Capirai...Vabbè, sono fatti loro, alla fine.
Quando Renzi spiega perché il PD non può fare alleanze coi 5 Stelle, dice cose che condivido pienamente ma da uomo esterno al PD e nemico della sinistra, quantomeno di quella più radicale.
Affermare : " I grillini sono un’esperienza politica radicalmente diversa da noi. Lo sono sui valori, sulla democrazia interna, sui vaccini, sull’Europa, sul concetto di lavoro e assistenzialismo, di giustizia e giustizialismo " è coerente col pd targato Renzi, non con il pianeta sinistrese assoluto.
E non a caso per tanta gente, sia tra quelli rimasti nel partito che tra coloro che ne sono usciti, l'alleanza coi 5 Stelle non è affatto così disdicevole.
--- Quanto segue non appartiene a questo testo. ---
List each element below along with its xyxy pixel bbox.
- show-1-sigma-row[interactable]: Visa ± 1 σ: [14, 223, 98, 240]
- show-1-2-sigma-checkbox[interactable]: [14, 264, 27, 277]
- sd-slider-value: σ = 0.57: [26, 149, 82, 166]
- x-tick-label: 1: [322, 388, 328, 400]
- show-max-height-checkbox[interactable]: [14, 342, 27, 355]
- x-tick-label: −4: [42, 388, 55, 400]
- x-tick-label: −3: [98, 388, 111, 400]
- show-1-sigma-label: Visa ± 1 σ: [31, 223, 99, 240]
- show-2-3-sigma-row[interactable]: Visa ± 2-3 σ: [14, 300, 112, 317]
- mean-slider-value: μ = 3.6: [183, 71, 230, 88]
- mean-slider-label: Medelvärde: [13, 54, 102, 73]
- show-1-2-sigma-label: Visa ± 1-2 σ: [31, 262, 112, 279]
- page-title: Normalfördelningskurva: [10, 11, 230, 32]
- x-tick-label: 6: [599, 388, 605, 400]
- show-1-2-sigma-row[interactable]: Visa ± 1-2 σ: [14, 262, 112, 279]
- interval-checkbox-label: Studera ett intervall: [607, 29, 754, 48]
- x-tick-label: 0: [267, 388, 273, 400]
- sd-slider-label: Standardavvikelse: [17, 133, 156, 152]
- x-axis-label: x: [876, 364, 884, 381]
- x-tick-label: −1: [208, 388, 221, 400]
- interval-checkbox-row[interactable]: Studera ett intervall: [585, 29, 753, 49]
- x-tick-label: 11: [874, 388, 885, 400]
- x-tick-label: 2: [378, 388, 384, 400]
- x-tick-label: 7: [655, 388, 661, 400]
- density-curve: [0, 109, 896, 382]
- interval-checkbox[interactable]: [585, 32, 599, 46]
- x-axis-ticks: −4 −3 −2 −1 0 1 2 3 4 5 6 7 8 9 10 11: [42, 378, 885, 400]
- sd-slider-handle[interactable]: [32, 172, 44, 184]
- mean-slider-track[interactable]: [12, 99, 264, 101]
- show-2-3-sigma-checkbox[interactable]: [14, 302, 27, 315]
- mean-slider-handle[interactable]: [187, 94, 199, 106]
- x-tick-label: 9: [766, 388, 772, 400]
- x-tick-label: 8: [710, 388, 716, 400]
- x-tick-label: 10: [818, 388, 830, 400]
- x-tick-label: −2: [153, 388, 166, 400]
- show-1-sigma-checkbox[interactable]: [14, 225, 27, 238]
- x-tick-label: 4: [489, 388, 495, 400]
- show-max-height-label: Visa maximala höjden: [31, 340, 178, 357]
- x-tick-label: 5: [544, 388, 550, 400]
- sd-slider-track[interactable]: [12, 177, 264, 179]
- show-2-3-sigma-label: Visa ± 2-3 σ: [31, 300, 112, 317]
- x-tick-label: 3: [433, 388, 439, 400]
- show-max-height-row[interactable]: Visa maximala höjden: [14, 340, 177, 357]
In fondo molti di loro sono gente "nostra", dicono, da più parti.
Lo dice anche D'Alema, lo stesso uomo che nel 1996 definiva la Lega una "costola della sinistra..."
Magari solo in questo, ma lo rimpiangeremo renzino, per quel po' di spirito Liberal che veramente ha cercato di far crescerer in un fronte che tale, veramente, non lo sarà mai (come del resto vale per il Liberalismo sull'altra sponda).
Buona Lettura
Intervista a Matteo
Renzi:
«Noi mai con Lega e M5S, sono estremisti. Unità nazionale? Giochi chi ha vinto»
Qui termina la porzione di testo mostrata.